America, the land of inequality

New studies reveal that the social divide between rich and poor in the US has grown much starker in the current economic crisis, and that even before it hit the country was the most unequal of the advanced economies, with great wealth and extreme poverty having become virtually hereditary conditions.

President Barack Obama has done nothing to reverse decades of wage stagnation, mounting poverty, and attacks on the social welfare system. On the contrary, following George W. Bush, he has seized on the crisis to redistribute wealth to a tiny financial elite through the ongoing bailout of the finance industry.

This demonstrates a fundamental political reality: no reform that benefits the broad masses can come from a government and two-party system so openly in the clutches of Wall Street. The financial aristocracy’s grip over all the levers of state power must be broken by the working class, independently mobilized behind a socialist program.

The impoverishment of the working masses amidst the current economic crisis is documented by a recent report from Northeastern University analyzing unemployment in 2009, based on income data for the previous year.

Unemployment in the fourth quarter of 2009 for those in the bottom 10 percent of household earnings was at the Depression level of 31 percent. A broader measure of unemployment, the labor market underutilization rate—which combines unemployment, underemployment, and those who have fallen out of the workforce because they have ceased actively searching for work—was over 50 percent among the bottom decile of earners, for the second decile, 37.6 percent, and for the third and fourth lowest income deciles, 17.1 percent and 15 percent, respectively. For the top 10 percent of earners, the underutilization rate was 6.1 percent.

The data is indicative of “a true Great Depression,” according to the report, yet “there was no labor market recession for America’s affluent.”

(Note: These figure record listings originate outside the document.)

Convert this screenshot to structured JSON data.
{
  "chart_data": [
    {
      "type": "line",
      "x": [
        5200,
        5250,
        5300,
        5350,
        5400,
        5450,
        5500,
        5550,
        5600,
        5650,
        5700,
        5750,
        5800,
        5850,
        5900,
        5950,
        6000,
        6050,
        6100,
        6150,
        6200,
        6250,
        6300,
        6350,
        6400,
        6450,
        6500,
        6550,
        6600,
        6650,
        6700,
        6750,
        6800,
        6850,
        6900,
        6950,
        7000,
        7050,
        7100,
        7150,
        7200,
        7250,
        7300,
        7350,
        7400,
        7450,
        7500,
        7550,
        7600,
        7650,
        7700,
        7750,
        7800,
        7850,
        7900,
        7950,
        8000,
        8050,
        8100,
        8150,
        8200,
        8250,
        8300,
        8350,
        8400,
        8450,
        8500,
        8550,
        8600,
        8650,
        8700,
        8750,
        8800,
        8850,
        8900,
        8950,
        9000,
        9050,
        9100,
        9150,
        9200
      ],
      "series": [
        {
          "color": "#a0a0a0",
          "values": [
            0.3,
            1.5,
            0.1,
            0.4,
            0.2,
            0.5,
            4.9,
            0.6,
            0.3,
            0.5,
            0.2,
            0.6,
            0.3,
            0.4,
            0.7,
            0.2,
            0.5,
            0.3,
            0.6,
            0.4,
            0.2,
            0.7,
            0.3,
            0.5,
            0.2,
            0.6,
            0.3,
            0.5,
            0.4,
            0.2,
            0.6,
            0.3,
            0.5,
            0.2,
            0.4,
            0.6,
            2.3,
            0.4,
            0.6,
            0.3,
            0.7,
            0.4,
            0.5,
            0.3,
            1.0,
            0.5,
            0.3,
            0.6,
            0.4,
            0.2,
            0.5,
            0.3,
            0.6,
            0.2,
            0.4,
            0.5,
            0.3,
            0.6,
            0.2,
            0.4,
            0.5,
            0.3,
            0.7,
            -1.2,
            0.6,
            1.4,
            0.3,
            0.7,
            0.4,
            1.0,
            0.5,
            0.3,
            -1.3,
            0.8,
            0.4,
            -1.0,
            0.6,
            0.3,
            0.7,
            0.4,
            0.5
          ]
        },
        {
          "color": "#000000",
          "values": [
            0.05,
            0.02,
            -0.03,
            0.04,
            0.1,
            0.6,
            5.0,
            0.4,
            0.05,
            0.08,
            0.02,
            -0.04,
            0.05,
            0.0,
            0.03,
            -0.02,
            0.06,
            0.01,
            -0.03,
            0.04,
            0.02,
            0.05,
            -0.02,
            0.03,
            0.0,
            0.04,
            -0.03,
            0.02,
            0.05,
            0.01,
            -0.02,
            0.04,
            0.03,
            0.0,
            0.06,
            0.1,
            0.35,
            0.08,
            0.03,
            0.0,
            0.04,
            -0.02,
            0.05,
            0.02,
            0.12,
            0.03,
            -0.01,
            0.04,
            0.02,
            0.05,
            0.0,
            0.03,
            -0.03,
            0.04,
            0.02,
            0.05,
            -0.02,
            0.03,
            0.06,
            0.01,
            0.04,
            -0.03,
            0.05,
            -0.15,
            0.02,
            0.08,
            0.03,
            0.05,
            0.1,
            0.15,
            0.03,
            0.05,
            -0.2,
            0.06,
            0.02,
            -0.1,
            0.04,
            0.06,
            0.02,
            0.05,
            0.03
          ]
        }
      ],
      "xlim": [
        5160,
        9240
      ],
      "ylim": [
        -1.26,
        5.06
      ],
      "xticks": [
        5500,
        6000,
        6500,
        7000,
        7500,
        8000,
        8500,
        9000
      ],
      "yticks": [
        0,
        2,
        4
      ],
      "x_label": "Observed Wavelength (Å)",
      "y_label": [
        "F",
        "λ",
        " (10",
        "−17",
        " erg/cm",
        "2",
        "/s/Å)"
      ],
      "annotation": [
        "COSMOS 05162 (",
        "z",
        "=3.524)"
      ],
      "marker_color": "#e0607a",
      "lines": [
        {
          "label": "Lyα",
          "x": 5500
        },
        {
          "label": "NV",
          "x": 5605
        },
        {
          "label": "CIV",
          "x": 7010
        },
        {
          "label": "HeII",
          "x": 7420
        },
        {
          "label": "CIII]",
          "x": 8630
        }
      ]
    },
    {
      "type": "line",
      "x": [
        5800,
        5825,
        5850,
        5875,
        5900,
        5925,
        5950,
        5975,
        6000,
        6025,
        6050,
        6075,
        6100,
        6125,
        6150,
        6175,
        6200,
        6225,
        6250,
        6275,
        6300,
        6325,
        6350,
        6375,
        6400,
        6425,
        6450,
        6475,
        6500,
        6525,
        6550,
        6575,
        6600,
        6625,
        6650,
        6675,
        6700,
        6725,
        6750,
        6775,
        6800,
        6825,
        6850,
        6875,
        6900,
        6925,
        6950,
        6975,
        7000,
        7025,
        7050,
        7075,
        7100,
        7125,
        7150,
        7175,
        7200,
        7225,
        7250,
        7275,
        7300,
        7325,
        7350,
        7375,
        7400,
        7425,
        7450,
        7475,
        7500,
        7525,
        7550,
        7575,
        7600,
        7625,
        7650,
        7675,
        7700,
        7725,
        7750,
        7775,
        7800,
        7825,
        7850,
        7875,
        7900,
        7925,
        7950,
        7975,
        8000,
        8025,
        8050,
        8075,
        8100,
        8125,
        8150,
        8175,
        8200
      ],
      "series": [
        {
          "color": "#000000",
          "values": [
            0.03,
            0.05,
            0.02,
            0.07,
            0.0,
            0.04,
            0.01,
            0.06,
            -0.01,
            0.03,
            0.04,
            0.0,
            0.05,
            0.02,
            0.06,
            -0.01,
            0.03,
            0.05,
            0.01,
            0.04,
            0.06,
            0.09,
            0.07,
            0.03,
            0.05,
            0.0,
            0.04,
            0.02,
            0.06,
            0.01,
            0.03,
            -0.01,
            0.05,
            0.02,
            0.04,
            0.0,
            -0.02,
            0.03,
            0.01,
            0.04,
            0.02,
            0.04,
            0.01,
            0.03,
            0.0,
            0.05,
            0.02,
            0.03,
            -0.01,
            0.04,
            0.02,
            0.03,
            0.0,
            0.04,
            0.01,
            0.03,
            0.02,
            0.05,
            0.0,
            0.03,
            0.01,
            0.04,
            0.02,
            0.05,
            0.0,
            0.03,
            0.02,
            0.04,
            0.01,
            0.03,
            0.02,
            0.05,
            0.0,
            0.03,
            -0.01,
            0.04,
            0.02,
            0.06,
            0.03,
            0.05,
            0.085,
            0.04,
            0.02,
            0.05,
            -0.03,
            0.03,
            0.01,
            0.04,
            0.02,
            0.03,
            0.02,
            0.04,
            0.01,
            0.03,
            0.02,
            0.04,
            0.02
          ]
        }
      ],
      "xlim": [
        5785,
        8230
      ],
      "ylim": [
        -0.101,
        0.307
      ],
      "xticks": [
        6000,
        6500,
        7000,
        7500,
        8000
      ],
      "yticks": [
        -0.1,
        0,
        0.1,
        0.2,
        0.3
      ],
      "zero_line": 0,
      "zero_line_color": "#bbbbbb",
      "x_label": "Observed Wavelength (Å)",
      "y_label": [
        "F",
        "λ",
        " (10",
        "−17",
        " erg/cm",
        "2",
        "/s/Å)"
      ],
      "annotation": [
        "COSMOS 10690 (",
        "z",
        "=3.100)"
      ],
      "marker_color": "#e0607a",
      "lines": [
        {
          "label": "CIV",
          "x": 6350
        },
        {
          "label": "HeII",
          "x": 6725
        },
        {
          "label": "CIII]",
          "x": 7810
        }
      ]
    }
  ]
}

The sharp polarization that reveals itself in fabulous wealth for a handful, on the one hand, and unemployment, wage cuts, homelessness and hunger for broad layers of working people on the other, marks an intensification of longer-term trends.

According to the Economic Policy Institute (EPI), “While many middle-income families have lost jobs, homes, and retirement savings during the latest recession, their economic woes date back much further.” In the 30 years before 2008—the onset of the current crisis—nearly 35 percent of total income growth in the US was cornered by the top one-tenth of 1 percent of income earners. The bottom 90 percent shared only 15.9 percent of income growth in the same period.

According to the United Nation’s Gini coefficient, which measures the national distribution of family income, the US had the highest level of inequality of the highly industrialized countries, based on the data available in 2008. It was ranked as slightly more unequal than Sri Lanka, and on a par with Ghana and Turkmenistan. In the Central Intelligence Agency World Fact Book’s Gini ranking for 2008, the US fell just behind Cameroon.